En ce moment, maître Nicolas leur cria d’attendre un peu, parce que ses compagnons voulaient se désaltérer à une fontaine qui se trouvait sur le bord du chemin. Don Quichotte s’arrêta, au grand plaisir de Sancho, qui se sentait déjà las de tant mentir, et qui avait grand’peur que son maître ne le prît sur le fait ; car, bien qu’il sût que Dulcinée était une paysanne du Toboso, il ne l’avait vue de sa vie. Pendant cet intervalle, Cardénio s’était vêtu des habits que portait Dorothée quand ils la rencontrèrent, lesquels, quoiqu’ils ne fussent pas fort bons, valaient dix fois mieux que ceux qu’il ôtait. Ils mirent tous pied à terre auprès de la fontaine, et des provisions que le curé avait prises à l’hôtellerie, ils apaisèrent quelque peu le grand appétit qui les talonnait.

Pendant leur collation, un jeune garçon vint à passer sur le chemin. Il s’arrêta pour regarder attentivement ceux qui étaient assis à la fontaine, puis accourut tout à coup vers Don Quichotte, et, lui embrassant les jambes, il se mit à pleurer à chaudes larmes : « Ah ! mon bon seigneur, s’écria-t-il, est-ce que votre grâce ne me reconnaît pas ? regardez-moi bien, je suis ce pauvre André que votre grâce délia du chêne où j’étais attaché. »

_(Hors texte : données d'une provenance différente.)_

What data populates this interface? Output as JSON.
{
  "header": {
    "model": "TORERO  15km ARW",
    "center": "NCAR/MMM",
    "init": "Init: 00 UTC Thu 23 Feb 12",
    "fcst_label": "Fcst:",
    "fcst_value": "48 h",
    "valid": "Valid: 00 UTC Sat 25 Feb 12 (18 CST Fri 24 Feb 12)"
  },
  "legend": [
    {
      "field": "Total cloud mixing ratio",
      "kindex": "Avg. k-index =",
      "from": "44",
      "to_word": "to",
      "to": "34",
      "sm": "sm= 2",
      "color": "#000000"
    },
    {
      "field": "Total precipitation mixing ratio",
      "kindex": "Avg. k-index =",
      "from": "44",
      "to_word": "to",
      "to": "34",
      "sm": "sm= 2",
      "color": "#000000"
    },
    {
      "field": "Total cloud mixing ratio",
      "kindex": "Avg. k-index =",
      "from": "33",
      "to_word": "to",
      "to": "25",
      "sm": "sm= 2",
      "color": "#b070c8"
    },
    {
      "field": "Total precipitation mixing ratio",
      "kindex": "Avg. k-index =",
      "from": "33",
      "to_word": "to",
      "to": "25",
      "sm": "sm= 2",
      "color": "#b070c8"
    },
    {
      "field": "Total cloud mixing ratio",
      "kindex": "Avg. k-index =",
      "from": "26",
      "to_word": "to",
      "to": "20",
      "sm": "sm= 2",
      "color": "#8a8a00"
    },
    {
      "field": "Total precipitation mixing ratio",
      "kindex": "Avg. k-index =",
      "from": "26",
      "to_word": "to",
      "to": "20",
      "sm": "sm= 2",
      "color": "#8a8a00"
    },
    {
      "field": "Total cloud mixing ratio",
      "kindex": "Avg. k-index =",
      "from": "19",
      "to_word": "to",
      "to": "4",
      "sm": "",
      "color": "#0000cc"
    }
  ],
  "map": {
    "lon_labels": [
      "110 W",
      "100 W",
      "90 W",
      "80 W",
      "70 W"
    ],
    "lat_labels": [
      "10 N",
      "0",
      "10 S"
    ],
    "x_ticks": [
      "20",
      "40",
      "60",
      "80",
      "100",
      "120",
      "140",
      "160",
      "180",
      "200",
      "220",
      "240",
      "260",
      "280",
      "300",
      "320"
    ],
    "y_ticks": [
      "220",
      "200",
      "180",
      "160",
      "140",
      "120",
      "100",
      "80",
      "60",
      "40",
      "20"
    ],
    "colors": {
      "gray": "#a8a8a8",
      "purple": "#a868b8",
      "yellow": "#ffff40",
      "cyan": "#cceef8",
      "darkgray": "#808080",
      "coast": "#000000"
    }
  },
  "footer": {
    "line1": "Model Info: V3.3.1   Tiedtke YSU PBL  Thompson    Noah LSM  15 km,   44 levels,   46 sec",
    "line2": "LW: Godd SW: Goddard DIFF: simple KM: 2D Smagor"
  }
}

À ces mots, Don Quichotte le reconnut, et, le prenant par la main, se tourna gravement vers la compagnie : « Afin que vos grâces, leur dit-il, voient clairement de quelle importance il est qu’il y ait au monde des chevaliers errants, pour redresser les torts et les griefs qu’y commettent les hommes insolents et pervers, il faut que vous sachiez qu’il y a quelques jours, passant auprès d’un bois, j’entendis des cris et des accents plaintifs, comme d’une personne affligée et souffrante. J’accourus aussitôt, poussé par mon devoir, vers l’endroit d’où partaient ces plaintes lamentables, et je trouvai, attaché à un chêne, ce jeune garçon qui est maintenant devant nous ; ce dont je me réjouis au fond de l’âme, car c’est un témoin qui ne me laissera pas accuser de mensonge. Je dis donc qu’il était attaché à un chêne, nu de la tête à la ceinture, et qu’un rustre, que je sus, depuis, être son maître, lui déchirait la peau à coups d’étrivière avec les sangles d’une jument. Dès que ce spectacle frappa mes yeux, je demandai au paysan la cause d’un traitement aussi atroce. Le vilain me répondit que c’était son valet, et qu’il le fouettait ainsi parce que certaines négligences qu’il avait à lui reprocher sentaient plus le larron que l’imbécile. À cela cet enfant s’écria : « Seigneur, il ne me fouette que parce que je lui demande mes gages. » Le maître répliqua par je ne sais quelles harangues et quelles excuses, que je voulus bien entendre, mais non pas accepter. À la fin, je fis détacher le pauvre garçon, et jurer par serment au vilain qu’il l’emmènerait chez lui et lui payerait ses gages un réal sur l’autre, même avec intérêts. N’est-ce pas vrai, tout ce que je viens de dire, André, mon enfant ? N’as-tu pas remarqué avec quel empire je commandai à ton maître, avec quelle humilité il me promit de faire tout ce que lui imposait et notifiait ma volonté ? Réponds sans te troubler, sans hésiter en rien ; dis à ces seigneurs comment la chose s’est passée, afin qu’on voie bien s’il n’est pas utile, comme je le dis, qu’il y ait des chevaliers errants sur les grands chemins.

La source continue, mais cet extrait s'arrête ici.